XI. CIC's Bad-Faith Allegation
{¶ 57} Finally, CIC challenges the trial court's denial of its summary-judgment motion on whether ACE had breached its duty to act in good faith in the processing of its claims. The trial court concluded that ACE's interpretation of "aggregate" in its policies and its assertion that the claims against Flexo constituted one accident or occurrence did not meet the criteria to support CIC's bad-faith claim.
{¶ 58} Under Ohio Supreme Court precedent, an insurer "fails to act in good faith in the processing of a claim of its insured where its refusal to pay the claim is not predicated on circumstances that furnish reasonable justification therefore."

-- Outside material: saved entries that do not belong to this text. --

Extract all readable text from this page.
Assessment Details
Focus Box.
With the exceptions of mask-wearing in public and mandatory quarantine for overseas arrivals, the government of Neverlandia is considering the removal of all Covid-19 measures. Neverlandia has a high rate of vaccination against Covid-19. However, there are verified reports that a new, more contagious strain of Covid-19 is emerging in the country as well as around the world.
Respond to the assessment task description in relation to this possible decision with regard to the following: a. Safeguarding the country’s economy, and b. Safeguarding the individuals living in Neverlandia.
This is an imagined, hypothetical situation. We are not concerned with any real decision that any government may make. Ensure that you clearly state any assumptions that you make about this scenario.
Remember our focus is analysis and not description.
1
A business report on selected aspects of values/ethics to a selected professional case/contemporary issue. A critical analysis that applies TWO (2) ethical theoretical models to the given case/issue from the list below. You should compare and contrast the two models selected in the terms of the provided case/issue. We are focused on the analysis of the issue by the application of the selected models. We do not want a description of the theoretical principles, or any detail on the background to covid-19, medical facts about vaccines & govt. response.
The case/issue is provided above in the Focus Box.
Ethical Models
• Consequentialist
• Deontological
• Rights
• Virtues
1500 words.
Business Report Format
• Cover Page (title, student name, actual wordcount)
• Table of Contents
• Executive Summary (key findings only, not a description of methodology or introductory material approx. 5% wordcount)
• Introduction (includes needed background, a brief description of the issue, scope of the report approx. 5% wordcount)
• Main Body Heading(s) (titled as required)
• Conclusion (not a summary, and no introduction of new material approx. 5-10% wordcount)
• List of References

See Zoppo v. Homestead Ins. Co. (1994), 71 Ohio St.3d 552, 644 N.E.2d 397.
{¶ 59} CIC argues that ACE had treated the aggregates as annual aggregates until about the mid-1990s, when it unilaterally changed its treatment of the aggregates to term aggregates. Our review of the record fails to reveal any lack of good faith on the part of ACE. As we have already discussed ad nauseam, the available policies were at least susceptible to interpretation; and neither ACE's interpretation of aggregate nor its one-accident-or-occurrence argument, while bordering on feckless, lacked good faith. And though an insurance company's lack of due diligence in determining the limits of its policies could constitute a lack of good faith — that was not the case here.
{¶ 60} Because the policies were incomplete, the partial multi-year policies were ambiguous and required extrinsic evidence; the evidence revealed that the contracting parties intended the aggregates to apply annually; and the limit of Policy 2 and Policy 3 is $1,800,000. The judgment of the trial court is, accordingly, affirmed.
Judgment affirmed.
HILDEBRANDT and SUNDERMANN, JJ., concur.